The reusable five-node base topology that powers most labs in the CCNA Labs library uses this scheme out of the box:

R1 Loopback0
Subnet10.255.0.1/32
DevicesR1
R2 Loopback0
Subnet10.255.0.2/32
DevicesR2
R3 Loopback0
Subnet10.255.0.3/32
DevicesR3
LAN (via SW1)
Subnet10.20.0.0/24
Devices
R1 e0/0 (.1), R2 e0/0 (.2), HOST1 eth0 (.50 by convention)
P2P R2-R3
Subnet10.30.30.0/30
Devices
R2 e0/1 (.1), R3 e0/0 (.2)
Spare LAN (via SW2)
Subnet10.20.1.0/24
Devices
R3 e0/1 (unconfigured by default)

Frequently asked questions

Why these blocks specifically?

RFC 1918 (private 10/8) gives us enough address space to never run out. The second-octet conventions (20/30/40) are arbitrary but consistent. RFC 5737 (192.0.2.0/24) is officially "documentation only" address space, so it is safe to use as the public-internet simulation without any risk of colliding with real assigned space.

Can I change the scheme in my own labs?

Yes. The .yaml files we ship are starting points. Every lab also includes the underlying configurations as a downloadable .txt bundle, so you can swap addresses to fit your own environment. The recipes in the lab guides will still work; just substitute your addresses where ours appear.

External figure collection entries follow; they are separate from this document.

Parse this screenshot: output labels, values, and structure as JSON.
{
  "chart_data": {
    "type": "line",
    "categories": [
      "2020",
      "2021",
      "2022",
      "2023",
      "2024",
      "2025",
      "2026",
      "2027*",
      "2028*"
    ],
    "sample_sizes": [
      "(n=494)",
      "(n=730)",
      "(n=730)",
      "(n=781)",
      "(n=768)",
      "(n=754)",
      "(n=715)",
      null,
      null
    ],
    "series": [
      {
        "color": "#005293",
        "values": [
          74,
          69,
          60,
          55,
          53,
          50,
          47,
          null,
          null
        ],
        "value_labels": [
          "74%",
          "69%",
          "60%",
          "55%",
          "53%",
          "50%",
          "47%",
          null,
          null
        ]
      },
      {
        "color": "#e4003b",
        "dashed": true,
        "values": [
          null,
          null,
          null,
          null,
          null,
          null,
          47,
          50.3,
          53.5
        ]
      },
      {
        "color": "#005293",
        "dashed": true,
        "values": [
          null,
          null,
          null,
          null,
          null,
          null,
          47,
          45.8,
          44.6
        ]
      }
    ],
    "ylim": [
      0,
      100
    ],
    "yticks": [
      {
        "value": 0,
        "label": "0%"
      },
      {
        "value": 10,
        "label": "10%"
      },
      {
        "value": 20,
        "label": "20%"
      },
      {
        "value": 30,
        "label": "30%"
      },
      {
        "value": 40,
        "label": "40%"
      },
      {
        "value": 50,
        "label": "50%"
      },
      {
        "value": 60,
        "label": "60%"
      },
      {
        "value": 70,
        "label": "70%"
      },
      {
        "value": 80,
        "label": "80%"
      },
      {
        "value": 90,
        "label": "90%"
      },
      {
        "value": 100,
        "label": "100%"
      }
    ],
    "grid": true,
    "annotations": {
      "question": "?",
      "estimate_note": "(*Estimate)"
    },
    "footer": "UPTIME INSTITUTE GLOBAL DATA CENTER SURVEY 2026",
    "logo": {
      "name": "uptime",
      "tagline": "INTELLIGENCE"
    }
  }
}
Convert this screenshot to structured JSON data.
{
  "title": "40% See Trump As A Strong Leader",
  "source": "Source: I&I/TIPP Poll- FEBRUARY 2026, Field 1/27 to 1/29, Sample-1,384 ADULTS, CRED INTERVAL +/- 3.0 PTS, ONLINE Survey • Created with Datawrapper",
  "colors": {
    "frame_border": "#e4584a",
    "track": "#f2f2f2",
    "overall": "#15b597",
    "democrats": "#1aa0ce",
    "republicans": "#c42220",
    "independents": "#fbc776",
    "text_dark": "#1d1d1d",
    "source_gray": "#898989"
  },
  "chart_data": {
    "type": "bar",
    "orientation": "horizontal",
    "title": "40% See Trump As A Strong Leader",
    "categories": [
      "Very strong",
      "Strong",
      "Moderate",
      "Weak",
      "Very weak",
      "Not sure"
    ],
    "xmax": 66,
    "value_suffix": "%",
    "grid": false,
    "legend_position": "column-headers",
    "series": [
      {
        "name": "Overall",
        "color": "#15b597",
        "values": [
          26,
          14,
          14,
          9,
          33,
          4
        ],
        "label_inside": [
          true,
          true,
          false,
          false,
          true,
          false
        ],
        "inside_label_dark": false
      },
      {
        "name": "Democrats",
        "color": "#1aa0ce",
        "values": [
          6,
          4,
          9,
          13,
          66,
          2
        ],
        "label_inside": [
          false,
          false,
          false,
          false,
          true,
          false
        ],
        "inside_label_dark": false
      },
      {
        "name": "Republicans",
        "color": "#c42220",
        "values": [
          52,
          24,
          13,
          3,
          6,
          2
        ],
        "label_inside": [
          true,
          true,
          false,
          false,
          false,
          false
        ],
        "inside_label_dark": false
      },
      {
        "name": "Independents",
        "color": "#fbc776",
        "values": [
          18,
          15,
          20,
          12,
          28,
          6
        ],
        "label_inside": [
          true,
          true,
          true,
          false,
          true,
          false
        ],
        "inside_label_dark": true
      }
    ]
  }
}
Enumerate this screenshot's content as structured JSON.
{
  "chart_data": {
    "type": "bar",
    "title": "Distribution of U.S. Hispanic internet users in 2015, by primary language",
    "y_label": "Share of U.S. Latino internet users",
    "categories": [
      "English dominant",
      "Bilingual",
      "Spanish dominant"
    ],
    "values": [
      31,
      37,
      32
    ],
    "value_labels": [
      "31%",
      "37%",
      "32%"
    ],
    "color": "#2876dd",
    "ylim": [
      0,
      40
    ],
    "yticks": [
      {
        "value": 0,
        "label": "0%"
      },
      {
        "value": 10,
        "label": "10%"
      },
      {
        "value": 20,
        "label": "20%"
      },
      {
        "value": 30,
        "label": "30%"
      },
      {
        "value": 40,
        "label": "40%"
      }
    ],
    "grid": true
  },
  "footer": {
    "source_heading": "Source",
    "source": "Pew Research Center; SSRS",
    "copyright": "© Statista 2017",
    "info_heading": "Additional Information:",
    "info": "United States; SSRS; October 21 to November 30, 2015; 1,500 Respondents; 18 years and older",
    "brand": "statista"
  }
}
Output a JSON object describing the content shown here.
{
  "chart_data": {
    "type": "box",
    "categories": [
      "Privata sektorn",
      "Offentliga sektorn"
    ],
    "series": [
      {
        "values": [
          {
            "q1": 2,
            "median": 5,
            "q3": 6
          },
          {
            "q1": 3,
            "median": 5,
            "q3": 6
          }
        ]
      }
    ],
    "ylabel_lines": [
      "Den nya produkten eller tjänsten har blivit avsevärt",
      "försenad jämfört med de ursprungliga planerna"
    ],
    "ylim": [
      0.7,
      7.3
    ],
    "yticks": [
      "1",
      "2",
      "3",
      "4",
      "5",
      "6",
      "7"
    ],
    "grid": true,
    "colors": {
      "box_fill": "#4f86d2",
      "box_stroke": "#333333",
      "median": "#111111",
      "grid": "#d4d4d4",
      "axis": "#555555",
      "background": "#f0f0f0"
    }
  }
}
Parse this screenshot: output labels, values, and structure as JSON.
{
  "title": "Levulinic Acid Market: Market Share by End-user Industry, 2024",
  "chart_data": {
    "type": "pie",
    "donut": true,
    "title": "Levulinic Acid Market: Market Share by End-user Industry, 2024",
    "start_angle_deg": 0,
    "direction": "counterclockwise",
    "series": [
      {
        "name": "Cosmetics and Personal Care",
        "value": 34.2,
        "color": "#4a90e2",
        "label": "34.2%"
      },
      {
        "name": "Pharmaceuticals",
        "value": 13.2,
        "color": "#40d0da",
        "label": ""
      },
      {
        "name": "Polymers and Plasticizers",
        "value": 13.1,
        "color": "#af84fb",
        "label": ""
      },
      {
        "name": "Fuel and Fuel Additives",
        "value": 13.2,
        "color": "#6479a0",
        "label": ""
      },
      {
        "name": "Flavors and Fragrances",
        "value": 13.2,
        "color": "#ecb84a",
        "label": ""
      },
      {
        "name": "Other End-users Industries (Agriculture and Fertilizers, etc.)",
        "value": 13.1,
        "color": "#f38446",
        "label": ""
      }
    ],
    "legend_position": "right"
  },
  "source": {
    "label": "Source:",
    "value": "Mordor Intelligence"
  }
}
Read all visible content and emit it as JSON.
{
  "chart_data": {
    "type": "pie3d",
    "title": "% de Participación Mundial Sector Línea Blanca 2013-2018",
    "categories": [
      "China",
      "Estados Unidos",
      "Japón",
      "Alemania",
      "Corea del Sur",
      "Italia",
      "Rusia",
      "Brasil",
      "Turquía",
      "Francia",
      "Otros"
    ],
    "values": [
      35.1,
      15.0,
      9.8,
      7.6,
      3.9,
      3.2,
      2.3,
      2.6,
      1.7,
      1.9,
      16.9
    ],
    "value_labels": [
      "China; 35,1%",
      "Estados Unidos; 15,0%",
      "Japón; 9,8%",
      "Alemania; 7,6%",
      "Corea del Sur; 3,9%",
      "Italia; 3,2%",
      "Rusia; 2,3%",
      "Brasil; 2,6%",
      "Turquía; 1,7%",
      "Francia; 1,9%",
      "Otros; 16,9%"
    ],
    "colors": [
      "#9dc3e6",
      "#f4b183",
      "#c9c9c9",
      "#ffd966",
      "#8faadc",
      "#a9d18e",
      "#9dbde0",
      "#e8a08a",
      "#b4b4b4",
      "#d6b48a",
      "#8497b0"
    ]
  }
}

Why not use 192.168.x.x for LAN segments?

The 10.20.0.0/24 block is in the same private space and works identically. We picked 10/8 because it gives us room to scale a single lab to a campus-sized address plan without changing the second octet conventions. Real enterprise networks tend to live in 10/8 too.